The Grateful Flow

“The Grateful Flow is not the things you’re thankful for. The Grateful Flow is the process of creating these things.”

Stutz, in Jonah Hill’s new documentary film

This photo is my favorite Christmas pic. It’s a picture of joy. Nine years ago, both Charli and Ralph are smiling, in the flow of gratefulness. I was sitting by our tree recently, looking at the white twinkle lights, noticing how the light shines through some ornaments. They sparkle. I feel the same way about students sometimes, seeing the light shine through them in moments when they dare to be themselves. I, myself, feel a dash of that Charli-on-the-sping-horse joy sitting by twinkle lights sparkling in this darkest time of the year.

Unpopular opinion, I like winter. I like the coziness, the time to watch movies, the blankets. I used to always want to be around people, but the older I get, the more I love the quiet.

In some of my movie-watching time, I just saw Jonah Hill’s new documentary, Stutz. In it, Hill’s therapist asks him to close his eyes and prompts his thinking into gratitude, “Now, say two or three, or at most four things you’re grateful for,” he said. “And the smaller the thing the better, because it forces you to concentrate Gratefulness. You want to do it nice and slow. You want to feel The Gratefulness. Good. The next thing you do is that you feel that you’re going to create another grateful thought, but you don’t–You block it. So all you feel is the force that would create a grateful thought. And as it feels stronger and stronger, you feel taken over by It.”

When he had Jonah stop before the next gratitude, it kind of blew my mind. I have felt that, but never named it, and certainly never thought about naming it as a force we can concentrate, something somehow “between the things,” on our gratitude list. What if it’s all not so much about the list of things we’re grateful for, as it is our attitude toward them, not just love or positivity, but our sense that this life, this this, might just be a gift.

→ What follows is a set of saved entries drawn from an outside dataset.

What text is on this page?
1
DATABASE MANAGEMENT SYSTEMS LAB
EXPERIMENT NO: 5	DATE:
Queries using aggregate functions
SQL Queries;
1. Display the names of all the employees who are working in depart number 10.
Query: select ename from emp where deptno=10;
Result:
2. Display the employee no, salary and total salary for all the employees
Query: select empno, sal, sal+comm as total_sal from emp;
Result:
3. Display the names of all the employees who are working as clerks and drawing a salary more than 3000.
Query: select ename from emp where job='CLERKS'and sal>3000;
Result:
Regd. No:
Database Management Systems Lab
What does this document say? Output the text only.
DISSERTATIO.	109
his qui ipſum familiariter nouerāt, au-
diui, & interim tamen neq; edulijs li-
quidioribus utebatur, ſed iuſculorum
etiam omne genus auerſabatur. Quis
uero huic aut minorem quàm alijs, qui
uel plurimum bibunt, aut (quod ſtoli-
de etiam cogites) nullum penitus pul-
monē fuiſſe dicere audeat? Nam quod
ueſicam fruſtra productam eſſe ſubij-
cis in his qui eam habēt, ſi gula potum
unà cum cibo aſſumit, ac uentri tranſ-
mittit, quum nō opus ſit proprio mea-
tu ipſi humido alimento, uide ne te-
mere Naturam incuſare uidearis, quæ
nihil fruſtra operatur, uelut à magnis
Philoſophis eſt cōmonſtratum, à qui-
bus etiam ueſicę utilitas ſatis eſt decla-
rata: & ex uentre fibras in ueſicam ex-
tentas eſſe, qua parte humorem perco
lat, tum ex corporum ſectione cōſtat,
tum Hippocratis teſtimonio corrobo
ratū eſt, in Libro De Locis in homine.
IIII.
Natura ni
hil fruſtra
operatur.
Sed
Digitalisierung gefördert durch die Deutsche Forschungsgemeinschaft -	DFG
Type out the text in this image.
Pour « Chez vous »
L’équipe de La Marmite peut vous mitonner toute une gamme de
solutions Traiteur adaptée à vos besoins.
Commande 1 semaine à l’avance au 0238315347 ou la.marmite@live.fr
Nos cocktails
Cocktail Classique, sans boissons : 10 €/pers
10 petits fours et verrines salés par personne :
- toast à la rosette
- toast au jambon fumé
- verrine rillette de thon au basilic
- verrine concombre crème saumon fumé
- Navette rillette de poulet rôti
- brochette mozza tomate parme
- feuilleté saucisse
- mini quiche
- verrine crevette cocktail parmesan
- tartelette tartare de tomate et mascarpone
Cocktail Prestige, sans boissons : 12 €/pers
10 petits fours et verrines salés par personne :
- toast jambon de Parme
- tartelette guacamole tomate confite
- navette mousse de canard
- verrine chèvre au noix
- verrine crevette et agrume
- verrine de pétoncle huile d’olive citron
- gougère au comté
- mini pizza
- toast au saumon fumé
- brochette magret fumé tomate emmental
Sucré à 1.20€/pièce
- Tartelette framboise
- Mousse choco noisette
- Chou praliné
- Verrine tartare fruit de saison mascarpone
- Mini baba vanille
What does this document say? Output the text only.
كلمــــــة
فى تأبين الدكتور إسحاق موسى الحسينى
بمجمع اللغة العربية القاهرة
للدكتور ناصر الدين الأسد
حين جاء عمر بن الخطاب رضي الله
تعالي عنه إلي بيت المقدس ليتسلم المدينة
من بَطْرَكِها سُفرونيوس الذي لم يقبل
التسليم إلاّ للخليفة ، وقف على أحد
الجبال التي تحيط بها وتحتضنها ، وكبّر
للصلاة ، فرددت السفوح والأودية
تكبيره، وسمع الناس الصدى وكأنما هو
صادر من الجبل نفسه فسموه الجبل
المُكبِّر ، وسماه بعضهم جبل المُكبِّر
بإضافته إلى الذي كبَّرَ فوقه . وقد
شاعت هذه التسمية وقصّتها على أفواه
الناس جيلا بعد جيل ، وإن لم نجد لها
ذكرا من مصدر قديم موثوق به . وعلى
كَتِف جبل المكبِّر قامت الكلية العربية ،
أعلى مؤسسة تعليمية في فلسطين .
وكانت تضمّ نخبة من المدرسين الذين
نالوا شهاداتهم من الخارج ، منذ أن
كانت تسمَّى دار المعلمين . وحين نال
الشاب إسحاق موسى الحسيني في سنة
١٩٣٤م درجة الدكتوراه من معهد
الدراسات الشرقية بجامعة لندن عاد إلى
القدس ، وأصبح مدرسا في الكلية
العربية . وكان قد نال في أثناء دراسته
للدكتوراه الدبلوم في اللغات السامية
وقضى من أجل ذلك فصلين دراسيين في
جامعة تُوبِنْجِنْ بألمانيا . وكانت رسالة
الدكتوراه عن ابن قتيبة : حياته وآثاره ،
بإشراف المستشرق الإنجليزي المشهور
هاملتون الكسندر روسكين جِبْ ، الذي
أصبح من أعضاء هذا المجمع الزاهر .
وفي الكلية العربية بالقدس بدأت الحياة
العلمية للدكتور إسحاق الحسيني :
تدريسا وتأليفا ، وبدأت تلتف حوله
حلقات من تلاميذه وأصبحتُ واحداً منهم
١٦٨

Sometimes that’s hard for me to realize when my mind shifts into dis-liking winter. When I concentrate the coldness, or concentrate the lack of green, or get stuck in the negative ruts that I’ve been mining for so long.

Again and again, life dazzles me, sometimes even in spite of my keen ability to be a total curmudgeon.

And for that, I am thankful. Listening for gratitude does come to something. I’ve never sat down and named it, but there’s an energy to it. So cheers to that energy, and good ole moments of spring-horse joy. May we mine for them when they feel hard to find, and experience grateful flow–seeing twinkle lights and tomorrow shining through.

This and That

  • Worth a listen: Trans Siberian Orchestra. This might be pure nostalgia, but my sister and I used to jam out to their electric guitar Christmas instrumentals in high school. I still love it.
  • Worth a watch: Stutz. I wrote about a section of this documentary above, but it is worth watching the whole film. The friendship between these two, their banter, and their willingness to “go there,” left me with such a feeling of completeness that I sat in the quiet for a few minutes after the credits rolled.
  • Worth a watch: Wednesday. This Netflix series is quirky perfection. Tim Burton’s macabre style along with Jenna Ortega’s unblinking and intense performance had us clicking on to the next episode and the next. The writing, design, and acting come together just right. Enjoyed.
  • Something that’s inspiring me:  Twinkle lights! I don’t know if they inspire me as much as they delight me. In the book Joyful: The surprising power of ordinary things to create extraordinary happiness Ingrid Fetell Lee shares the research behind small bursts of color bringing happiness–be they confetti, or twinkle lights. It’s not silly; it’s science. And maybe-just-maybe, a light in the dark.

May right now be a time to slow down, a time to notice, and say thanks.